Nein. Ein Antrag auf Sondersitzung soll ja dazu dienen, die Unmöglichkeit der Beratung eines Gegenstands erst möglich zu machen. Wenn man sich aber hier trifft, weiß ich nicht, wie man zeitgleich sagen kann, wir sind gar nicht in der Lage, über den Sachverhalt zu reden. Sie hätten einfach nur sich melden müssen und einen Antrag stellen müssen, mit uns reden müssen und wir hätten einen gemeinsamen Weg gefunden, so wie wir das heute gefunden haben. Nein, Sie wollen diese politische Instrumentalisierung.

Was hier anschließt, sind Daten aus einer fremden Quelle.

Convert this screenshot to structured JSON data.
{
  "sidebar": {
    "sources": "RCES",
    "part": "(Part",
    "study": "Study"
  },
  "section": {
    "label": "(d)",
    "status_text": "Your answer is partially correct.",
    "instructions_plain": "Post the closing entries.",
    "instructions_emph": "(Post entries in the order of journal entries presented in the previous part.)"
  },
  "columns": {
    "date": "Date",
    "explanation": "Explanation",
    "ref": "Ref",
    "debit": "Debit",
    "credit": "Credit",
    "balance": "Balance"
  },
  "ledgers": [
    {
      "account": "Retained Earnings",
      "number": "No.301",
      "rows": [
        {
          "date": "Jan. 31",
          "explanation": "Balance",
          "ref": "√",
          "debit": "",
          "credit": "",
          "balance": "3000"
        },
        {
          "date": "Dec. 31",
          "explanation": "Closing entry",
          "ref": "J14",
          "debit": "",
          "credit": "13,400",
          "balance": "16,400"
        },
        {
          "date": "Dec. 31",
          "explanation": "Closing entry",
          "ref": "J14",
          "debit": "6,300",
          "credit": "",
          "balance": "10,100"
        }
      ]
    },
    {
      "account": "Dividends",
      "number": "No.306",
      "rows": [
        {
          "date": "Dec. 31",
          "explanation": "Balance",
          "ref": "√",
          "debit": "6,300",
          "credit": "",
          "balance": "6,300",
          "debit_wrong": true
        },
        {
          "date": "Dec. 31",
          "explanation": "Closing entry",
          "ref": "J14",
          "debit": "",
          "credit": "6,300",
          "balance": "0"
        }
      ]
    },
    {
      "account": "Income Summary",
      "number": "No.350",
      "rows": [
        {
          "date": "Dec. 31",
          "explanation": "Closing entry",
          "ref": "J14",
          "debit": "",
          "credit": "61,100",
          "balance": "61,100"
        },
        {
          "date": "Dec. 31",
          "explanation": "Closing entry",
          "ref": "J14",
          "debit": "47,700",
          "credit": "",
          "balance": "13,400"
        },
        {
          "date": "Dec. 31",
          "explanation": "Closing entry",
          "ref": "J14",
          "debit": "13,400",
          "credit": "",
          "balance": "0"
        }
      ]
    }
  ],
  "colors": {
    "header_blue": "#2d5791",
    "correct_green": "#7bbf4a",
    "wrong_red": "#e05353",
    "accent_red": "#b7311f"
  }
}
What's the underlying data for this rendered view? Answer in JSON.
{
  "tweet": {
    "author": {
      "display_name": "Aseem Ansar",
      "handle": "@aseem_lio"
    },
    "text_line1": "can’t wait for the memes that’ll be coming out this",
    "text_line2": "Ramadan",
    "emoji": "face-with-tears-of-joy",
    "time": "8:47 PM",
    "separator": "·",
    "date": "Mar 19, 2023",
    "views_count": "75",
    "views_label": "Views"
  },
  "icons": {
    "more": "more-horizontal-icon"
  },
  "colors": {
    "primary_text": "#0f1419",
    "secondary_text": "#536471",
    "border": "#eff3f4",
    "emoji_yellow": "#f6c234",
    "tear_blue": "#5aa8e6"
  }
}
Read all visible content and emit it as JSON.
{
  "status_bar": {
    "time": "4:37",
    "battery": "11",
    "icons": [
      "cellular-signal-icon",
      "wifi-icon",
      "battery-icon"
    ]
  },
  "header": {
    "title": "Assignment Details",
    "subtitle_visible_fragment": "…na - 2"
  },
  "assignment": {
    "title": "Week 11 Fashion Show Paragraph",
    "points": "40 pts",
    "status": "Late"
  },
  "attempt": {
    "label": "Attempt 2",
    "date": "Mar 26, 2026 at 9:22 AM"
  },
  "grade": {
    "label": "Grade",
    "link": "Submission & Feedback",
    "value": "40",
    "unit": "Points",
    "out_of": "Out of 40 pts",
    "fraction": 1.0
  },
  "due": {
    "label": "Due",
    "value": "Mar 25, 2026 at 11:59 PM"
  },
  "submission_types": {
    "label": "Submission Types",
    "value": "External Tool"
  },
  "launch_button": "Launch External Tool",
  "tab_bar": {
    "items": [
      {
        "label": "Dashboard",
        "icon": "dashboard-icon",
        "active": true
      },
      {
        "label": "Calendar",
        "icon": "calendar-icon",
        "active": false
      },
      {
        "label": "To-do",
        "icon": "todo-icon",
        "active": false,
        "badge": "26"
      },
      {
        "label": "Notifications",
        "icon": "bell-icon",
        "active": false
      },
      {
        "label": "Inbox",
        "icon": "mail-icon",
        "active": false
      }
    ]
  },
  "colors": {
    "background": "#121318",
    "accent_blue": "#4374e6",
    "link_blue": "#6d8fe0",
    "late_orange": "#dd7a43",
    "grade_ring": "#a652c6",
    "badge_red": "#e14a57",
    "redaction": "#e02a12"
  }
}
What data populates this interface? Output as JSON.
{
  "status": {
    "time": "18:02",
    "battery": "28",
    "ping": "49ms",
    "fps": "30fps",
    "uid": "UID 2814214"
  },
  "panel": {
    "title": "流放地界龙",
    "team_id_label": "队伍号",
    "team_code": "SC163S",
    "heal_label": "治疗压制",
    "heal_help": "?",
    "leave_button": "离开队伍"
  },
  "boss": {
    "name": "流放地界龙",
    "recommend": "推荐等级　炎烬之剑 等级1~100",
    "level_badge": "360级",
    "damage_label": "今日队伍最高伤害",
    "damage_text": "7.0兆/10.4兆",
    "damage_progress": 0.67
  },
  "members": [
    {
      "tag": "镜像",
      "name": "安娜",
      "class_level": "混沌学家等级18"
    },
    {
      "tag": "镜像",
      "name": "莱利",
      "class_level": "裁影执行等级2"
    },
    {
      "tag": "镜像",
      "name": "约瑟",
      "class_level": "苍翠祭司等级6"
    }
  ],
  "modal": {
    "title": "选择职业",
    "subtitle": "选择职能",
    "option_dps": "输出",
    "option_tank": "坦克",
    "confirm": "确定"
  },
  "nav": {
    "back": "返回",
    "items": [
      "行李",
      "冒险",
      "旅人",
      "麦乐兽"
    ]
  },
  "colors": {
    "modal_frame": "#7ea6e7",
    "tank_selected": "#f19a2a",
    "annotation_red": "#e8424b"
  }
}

Und ich will Ihnen auch noch was sagen, wo es deutlich wird, dass Sie politisch instrumentalisierend an die Sache herangehen. Letzte Woche, weil Sie immer sagen, der HuFA war verantwortlich, hat das Parlament entschieden. Anstatt nämlich im Parlament in der Sondersitzung die beiden Anträge der CDU und der FDP und der Koalition gleich zu beschließen, weil dort Aufträge der Transparenzschaffung an die Landesregierung drinstanden, haben Sie gesagt: Wir überweisen erst mal diese beiden Anträge an den Haushalts- und Finanzausschuss, der soll dann beraten, ob wir überhaupt der Landesregierung den Auftrag geben; und wenn die Beschlüsse dann zurückkommen als Beschlussempfehlung, dann ist die Landesregierung in der Pflicht, tatsächlich zu berichten. – Das ist doch Quatsch. Das ist aber Ihr Herangehen an die Fragestellungen.

 

(Beifall DIE LINKE, SPD, BÜNDNIS 90/DIE GRÜNEN)

 

Und deswegen war es auch ganz konsequent und richtig und hat etwas mit Transparenz und Aufklärung zu tun, dass der Minister in der Haushalts- und Finanzausschusssitzung letzte Woche Ihnen gesagt hat, Herr Bühl: Ich tue einfach mal so, als ob der Landtag die Aufträge an die Landesregierung schon ausgelöst hat, obwohl sie es gar nicht wollen, und sage ihnen die Berichte, die sie wollen, alle zu bis zum 26. oder 25. Mai. Der Haushalts- und Finanzausschuss hat sich letzte Woche auf Ihre Initiative hin dazu verständigt, dass die Fraktionen bis heute ihre Fragestellungen erarbeiten und an die Landesregierung geben, damit sich der Haushalts- und Finanzausschuss am 25. Mai damit befassen kann.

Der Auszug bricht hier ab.